How can I do all this in 1 statement?
Is it even possible to do all this in 1 statement (I know very little about SQL)?
Can this be done in standard SQL as the database will be ported to another Database Server?
I don't know which server it will be.
In standard SQL (there may be better ways in vendor-specific implementations but I tend to prefer standard stuff where possible):
insert into mytable (
Version, Yr_Varient, Period, CoA, Company, Item, Mvt, Ptnr_Co, Investee,
FY, GC, LC
) select
Version, Yr_Varient, Period, CoA, Company, Item, Mvt, Ptnr_Co, Investee,
2011, GC*1.1, LC*1.1
from mytable
where Mvt = 60200
-- and FY = 2010
You may also want to limit your select statement a little more depending on the results of your testing, such as uncommenting the and FY = 2010 line above to stop copying all your 2009 and 2008 data as well, if any. I asume you only wanted to carry forward the previous year's stuff with a 10% increase on GC and LC.
The way this works is to run the select which gives modified data for FY, GC and LC as per your request, and pump all those rows back into the insert.
insert into mytable (
Version,Yr_Varient,FY,Period,CoA,Company,Item,Mvt,Ptnr_Co,Investee,GC,LC)
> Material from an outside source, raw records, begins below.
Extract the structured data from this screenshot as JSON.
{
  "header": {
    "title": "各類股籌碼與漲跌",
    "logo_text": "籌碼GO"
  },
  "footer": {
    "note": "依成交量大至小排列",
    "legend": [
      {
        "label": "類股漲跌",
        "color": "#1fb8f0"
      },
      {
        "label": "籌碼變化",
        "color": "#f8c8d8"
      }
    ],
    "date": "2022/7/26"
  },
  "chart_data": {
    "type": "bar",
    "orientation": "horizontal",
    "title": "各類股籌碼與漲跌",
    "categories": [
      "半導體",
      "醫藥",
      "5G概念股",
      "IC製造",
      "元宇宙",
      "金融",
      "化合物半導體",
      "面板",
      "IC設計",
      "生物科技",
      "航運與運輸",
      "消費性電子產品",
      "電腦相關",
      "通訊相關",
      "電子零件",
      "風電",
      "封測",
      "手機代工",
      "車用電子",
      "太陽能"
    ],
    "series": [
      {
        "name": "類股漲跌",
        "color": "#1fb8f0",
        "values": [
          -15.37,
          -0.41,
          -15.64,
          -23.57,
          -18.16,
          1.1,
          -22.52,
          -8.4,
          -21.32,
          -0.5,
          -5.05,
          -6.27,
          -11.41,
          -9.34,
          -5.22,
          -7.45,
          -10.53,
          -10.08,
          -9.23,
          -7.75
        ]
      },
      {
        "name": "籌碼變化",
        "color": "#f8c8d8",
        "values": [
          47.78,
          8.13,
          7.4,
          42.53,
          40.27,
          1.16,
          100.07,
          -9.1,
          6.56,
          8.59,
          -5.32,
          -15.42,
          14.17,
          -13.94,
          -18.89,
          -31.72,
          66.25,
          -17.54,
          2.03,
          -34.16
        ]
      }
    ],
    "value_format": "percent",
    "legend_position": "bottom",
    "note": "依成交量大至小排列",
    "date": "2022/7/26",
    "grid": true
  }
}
SELECT Version ,Yr_Varient,"2011" as FY, Period, CoA, Company , Item , Mvt ,Ptnr_Co , Investee , GC*1.1 as GC, LC*1.1 as LC FROM <table Name>
WHERE Mvt = 60200
INSERT INTO _table_
(Version,
Yr_Varient,
FY,
Period,
CoA,
Company,
Item,
Mvt,
Ptnr_Co,
Investee,
GC,
LC)
SELECT
Version,
Yr_Varient,
2011,
Period,
CoA,
Company,
Item,
Mvt,
Ptnr_Co,
Investee,
GC * 1.1,
LC * 1.1
FROM
_table_
WHERE
Mvt = 60200
AND FY <> 2011
This statement should work in any SQL-Database.
Edit: Too slow